So erscheint die Cambridge-Analytica-Affäre als bisheriger Höhepunkt einer Reihe von Ereignissen, die das Vertrauen der Menschen in die datengetriebene, auf dem Internet der Dinge basierende ökonomische Zukunft erschüttern. Die Hackangriffe auf Millionen Router und Rechner, die Krankenhäuser und Bahnhöfe lahmlegten, sind noch nicht vergessen. Regelmäßig, wenn auch manchmal mit Jahren Verspätung, kommt ans Licht, dass Kriminelle die Kundendaten eines Unternehmens in großem Stil abgegriffen haben. Das „Smart Home“, wo die Verbraucher am engsten mit dem Internet der Dinge in Verbindung kommen, steht in dem Ruf, eine gigantische Ansammlung an Sicherheitslücken zu sein. Die Hersteller der „Dinge“ schenken dem Thema zu wenig Aufmerksamkeit.

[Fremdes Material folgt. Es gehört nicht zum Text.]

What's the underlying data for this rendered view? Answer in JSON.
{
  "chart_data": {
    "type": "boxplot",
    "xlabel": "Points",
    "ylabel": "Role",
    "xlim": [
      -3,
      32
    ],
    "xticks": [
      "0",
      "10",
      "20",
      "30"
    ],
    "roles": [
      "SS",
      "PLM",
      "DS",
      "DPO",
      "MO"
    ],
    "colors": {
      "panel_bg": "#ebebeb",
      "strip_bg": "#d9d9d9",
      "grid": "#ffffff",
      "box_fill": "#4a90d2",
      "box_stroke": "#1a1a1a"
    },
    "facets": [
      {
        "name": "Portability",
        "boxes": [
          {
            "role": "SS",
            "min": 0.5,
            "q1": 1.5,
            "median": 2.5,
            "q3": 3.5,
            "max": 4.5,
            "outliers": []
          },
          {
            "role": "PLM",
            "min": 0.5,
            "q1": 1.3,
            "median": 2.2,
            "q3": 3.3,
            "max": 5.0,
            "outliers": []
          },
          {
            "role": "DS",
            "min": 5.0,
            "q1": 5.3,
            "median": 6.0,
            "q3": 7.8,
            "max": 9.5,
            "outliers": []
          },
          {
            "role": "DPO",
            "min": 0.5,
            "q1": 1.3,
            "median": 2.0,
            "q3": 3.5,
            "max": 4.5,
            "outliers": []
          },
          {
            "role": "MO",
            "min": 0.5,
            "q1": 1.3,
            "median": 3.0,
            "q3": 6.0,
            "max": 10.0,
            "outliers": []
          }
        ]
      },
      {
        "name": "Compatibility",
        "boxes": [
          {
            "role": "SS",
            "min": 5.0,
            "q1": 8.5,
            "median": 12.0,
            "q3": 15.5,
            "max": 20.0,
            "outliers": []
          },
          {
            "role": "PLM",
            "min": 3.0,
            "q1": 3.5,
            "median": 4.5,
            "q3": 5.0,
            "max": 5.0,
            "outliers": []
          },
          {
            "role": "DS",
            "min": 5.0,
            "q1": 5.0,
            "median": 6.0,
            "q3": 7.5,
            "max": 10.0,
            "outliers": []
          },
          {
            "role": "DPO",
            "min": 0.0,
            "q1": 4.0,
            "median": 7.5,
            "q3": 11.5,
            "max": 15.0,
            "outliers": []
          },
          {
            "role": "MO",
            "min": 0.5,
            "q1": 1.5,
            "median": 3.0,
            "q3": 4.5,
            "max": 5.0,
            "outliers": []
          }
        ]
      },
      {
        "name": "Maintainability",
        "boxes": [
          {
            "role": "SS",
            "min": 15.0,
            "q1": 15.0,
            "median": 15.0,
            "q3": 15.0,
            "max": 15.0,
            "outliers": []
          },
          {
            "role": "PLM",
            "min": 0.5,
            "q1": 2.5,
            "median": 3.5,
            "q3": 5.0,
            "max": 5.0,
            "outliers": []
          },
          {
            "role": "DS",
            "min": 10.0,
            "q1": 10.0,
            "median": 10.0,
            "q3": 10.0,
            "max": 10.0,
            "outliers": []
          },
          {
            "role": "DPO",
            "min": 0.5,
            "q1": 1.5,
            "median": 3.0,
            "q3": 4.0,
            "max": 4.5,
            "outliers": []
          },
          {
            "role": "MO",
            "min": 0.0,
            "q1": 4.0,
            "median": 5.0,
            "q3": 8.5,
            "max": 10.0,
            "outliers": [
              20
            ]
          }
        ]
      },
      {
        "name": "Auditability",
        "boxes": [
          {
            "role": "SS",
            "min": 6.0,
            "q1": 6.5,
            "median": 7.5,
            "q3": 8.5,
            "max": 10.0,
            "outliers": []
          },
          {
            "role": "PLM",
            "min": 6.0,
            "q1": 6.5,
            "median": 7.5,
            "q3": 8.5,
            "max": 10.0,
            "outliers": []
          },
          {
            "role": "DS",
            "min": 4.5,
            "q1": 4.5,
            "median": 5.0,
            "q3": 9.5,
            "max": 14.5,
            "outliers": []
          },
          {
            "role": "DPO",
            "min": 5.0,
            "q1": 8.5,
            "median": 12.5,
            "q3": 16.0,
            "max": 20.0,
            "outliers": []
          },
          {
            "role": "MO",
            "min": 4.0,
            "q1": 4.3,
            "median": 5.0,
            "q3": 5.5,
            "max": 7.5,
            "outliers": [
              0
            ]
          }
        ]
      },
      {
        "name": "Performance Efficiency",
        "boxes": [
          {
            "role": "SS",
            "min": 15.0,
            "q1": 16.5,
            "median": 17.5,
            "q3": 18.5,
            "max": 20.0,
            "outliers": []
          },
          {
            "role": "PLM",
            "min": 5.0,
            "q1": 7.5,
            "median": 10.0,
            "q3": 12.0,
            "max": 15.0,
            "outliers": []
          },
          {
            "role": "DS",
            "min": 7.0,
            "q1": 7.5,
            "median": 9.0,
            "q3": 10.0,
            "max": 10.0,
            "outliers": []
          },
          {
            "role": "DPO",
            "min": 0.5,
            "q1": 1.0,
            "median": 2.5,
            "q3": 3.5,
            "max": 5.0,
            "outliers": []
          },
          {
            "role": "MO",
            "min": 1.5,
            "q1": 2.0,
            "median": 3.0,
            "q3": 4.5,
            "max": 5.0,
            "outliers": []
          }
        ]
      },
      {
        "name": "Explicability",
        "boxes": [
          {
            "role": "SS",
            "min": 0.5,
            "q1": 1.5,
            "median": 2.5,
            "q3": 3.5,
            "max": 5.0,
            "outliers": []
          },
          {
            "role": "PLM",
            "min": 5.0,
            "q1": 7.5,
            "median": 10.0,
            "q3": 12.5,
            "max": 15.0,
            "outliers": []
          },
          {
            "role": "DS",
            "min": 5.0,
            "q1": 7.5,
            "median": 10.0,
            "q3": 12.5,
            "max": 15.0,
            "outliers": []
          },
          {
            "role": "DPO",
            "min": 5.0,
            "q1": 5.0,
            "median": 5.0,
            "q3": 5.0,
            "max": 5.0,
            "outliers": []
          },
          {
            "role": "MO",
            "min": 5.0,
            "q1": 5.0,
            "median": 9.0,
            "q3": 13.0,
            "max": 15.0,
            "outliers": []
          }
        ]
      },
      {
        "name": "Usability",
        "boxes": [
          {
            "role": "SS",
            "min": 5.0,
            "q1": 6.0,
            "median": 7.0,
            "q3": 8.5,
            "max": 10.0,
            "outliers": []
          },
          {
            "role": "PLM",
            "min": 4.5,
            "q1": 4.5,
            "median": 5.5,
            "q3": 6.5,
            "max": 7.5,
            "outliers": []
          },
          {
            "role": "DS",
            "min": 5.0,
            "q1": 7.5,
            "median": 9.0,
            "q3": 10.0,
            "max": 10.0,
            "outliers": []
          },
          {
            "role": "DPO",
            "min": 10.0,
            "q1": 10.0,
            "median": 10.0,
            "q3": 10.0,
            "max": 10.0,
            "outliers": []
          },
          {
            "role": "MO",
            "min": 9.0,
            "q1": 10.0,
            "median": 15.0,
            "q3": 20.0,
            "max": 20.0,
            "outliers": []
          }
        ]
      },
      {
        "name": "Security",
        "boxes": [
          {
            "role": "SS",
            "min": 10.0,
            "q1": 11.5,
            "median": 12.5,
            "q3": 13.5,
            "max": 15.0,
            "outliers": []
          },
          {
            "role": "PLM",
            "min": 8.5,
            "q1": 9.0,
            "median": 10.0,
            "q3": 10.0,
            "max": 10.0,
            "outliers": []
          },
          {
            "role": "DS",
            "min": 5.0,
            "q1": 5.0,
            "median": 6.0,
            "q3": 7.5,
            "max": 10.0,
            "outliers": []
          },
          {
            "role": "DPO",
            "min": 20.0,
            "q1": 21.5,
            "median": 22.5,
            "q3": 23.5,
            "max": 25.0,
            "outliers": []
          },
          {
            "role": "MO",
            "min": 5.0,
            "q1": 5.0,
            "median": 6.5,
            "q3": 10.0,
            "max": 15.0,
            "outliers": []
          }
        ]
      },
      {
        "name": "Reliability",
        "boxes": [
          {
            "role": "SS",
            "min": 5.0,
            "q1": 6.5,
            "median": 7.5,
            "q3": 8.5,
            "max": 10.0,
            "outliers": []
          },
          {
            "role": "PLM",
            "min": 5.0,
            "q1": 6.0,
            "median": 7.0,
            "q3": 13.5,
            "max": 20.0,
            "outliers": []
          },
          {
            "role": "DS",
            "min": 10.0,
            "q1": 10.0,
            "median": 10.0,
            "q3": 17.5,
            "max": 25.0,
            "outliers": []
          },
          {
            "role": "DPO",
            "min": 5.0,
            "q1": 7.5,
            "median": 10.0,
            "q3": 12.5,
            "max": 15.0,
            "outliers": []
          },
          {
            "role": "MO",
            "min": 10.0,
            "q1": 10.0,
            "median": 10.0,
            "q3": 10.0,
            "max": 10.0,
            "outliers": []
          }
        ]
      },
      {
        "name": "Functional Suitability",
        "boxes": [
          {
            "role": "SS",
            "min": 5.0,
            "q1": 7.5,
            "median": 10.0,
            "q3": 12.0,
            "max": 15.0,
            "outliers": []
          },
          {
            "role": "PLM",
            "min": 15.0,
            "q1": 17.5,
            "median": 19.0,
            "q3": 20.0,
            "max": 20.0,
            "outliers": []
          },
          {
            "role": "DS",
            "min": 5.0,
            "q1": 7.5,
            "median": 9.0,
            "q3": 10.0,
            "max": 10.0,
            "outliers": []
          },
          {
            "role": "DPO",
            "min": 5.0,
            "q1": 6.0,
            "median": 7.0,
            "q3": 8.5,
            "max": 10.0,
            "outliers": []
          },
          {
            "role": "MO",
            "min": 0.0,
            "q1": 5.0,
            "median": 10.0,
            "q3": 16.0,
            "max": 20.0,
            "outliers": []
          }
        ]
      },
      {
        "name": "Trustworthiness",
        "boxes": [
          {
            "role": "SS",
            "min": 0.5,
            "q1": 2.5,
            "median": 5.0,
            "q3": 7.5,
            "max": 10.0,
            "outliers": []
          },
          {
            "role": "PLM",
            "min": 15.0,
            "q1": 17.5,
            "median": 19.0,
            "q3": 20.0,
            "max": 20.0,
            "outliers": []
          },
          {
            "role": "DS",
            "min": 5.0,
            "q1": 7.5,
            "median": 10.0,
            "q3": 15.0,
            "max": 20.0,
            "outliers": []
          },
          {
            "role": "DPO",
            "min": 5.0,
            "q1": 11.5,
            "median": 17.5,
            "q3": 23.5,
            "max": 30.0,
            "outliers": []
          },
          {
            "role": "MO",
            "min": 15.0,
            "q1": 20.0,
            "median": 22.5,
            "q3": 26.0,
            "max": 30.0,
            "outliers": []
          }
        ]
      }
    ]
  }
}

Ein Faux pas sondergleichen, denn mehr denn je ist Vertrauen der entscheidende Erfolgsfaktor in der datengetriebenen Wirtschaft. Wer das Vertrauen der Kunden nicht immer wieder neu erwirbt und rechtfertigt, wird auf Sicht keinen Erfolg mehr haben und dem Digitalen Darwinismus zum Opfer fallen. Die Wirtschaft ist gefordert. Denn wenn nicht einmal führende Unternehmen unter Beweis stellen können, dass sie die Daten und die digitale Sphäre ihrer Kunden schützen können, tritt unweigerlich die Politik auf den Plan und greift stärker regulierend ein. Die Wirtschaft muss verstehen: Jetzt werden die Spielregeln ausgehandelt, die das Business in den nächsten Jahren bestimmen werden.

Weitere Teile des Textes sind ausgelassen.